Холодеющий солнечный луч ползет по серому от пыли холсту картины, где только в одном месте кто-то случайно отер ее и обнаружил неестественно тонкую женскую руку, лежащую на полураскрытой книге. Дальше, видимо, мысль стершего пыль переменила свое направление, и лицо женщины, раскрывшей книгу, так и осталось за серой завесой ( Аполлон Безобразов, 120) [548].

Сам процесс удаления пыли описывается так, что возникает ощущение, как будто пыль стирается не рукой, а мыслью: таким образом, этот процесс предстает как результат не эмоционального, но интеллектуального усилия. В результате от тела женщины остается одна лишь рука, все же остальное выводится «за скобки» феноменологической редукции. Взгляд концентрируется только на руке, что позволяет максимально точно зафиксировать ее как мыслительный феномен. В данной перспективе можно уподобить эту руку улыбке Джоконды, с которой, как насмешливо замечает Валери, эпитет «загадочная» связан бесповоротно. «Она, — возмущается Валери во „Введении в систему Леонардо да Винчи“, — была погребена под грудами слов, затерялась в море параграфов, которые, начав с того, что именуют ее волнующей, кончают, как правило, туманным психологическим портретом» [549]. Если продолжить мысль Валери, то можно сказать, что «психологизация» улыбки Джоконды обусловливается как раз тем, что она рассматривается как «складка» некоего лица; другими словами, она расценивается, как говорит сам поэт, «по законам реальности». Если же воспринимать ее «рассеянно», а «рассеянность», по словам Валери, «оставляет ощущения достаточно чистыми» [550], то можно построить ее мыслительный образ, не имеющий психологической мотивации.

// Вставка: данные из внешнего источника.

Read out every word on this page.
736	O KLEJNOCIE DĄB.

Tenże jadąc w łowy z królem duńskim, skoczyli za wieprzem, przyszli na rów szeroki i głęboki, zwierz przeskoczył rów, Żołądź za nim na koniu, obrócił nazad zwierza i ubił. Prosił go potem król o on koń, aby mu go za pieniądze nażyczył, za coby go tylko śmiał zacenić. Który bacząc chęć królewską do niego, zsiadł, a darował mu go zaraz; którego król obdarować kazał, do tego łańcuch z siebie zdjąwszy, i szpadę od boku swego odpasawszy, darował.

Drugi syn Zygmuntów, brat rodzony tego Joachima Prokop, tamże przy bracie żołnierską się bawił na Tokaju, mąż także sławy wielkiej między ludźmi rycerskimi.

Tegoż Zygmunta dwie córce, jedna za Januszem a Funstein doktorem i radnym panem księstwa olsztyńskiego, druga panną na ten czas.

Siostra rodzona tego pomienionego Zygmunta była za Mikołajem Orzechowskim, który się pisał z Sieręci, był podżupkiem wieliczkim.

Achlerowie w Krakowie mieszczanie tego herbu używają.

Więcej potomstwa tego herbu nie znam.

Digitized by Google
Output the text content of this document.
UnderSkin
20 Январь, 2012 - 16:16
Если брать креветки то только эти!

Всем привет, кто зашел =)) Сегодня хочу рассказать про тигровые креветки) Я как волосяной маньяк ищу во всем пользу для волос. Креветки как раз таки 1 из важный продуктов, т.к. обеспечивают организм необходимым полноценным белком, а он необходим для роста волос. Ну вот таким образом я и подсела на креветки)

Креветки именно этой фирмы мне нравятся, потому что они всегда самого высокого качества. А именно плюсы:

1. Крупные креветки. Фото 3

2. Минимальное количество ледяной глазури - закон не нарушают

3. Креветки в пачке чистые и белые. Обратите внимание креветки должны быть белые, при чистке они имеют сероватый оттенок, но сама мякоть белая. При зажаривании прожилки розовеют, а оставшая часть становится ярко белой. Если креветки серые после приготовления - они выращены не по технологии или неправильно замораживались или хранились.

Возможно, это и имеет в виду Поплавский, когда сравнивает взгляд Безобразова с «неизменным», «простым» и «величественно банальным» взглядом Джоконды ( Аполлон Безобразов, 29). Взгляд Безобразова, как и взгляд Джоконды, ничего не выражает, и любая попытка приписать ему некое значение была бы профанацией. Точно так же ничего не выражают и стеклянные глаза в витринах оптиков, тоже напоминающие глаза Безобразова. Любопытно, что «стеклянность» не сводится только к сфере зрения, а «распространяется» на все тело. Так, Олег, проведя ночь в «словесном исступлении» ( Домой с небес, 263), ощущает стеклянность во всем теле, и это ощущение вполне естественным образом напрямую связывается им с Аполлоном Безобразовым. Дело в том, что сила Безобразова заключается в «отказе от всякого участия, в отказе от обиды и воли, в отказе от торжества и обвинения» ( Домой с небес, 209–210), и в этом — «стеклянная, золотая, неживая» чуждость его всему живому. Когда Олег просыпается в своей комнате с чувством, что его тело остекленело, он удивляется, что в комнате нет Безобразова, который уже давно превратился в «стеклянного человека», «…твой металлический покой без возврата, о, Безобразов, стеклянный ангел над золотой колесницей…» ( Домой с небес, 245).

542

Пуле Ж.Бергсон. Тема панорамного видения прошлого и рядоположение. С. 234–235.

543

Там же. С. 237.

544

Там же. С. 236.



545

Бергсон предпочел бы в данном случае говорить не о «рассеянности», а о «расслабленности» мысли.

546

О том, какие конкретно картины имеются в виду, можно лишь гадать. Попытаюсь сделать несколько предположений. Проще всего было бы сказать, что Безобразов, чей взгляд сравнивается рассказчиком со взглядом Джоконды ( Аполлон Безобразов, 29), выбрал репродукцию самой знаменитой луврской картины. Но, может быть, его внимание остановилось на картине «Иоанн Креститель», также находящейся в Лувре и являющейся одним из самых загадочных полотен Леонардо? На ней из полумрака выступает фигура Предтечи, на фавнообразном лице которого играет таинственная, не поддающаяся интерпретации улыбка. О такой улыбке можно сказать только, что она неподвижна, как и улыбка Безобразова ( Аполлон Безобразов, 118); подобную неподвижность, характерную также и для всей фигуры Иоанна, герой Поплавского назвал бы неподвижностью «авгуральных фигур и изваяний», которая скрывает за собой «иную жизнь», подобную «жизни флагов на башнях», во время которой «медленно зреет и повторяется какой-то глубинный и золотой процесс» ( Аполлон Безобразов, 118). Знаменательно, что Аполлон любил рассуждать о значении древних имен, среди которых называл и имя Иоанн.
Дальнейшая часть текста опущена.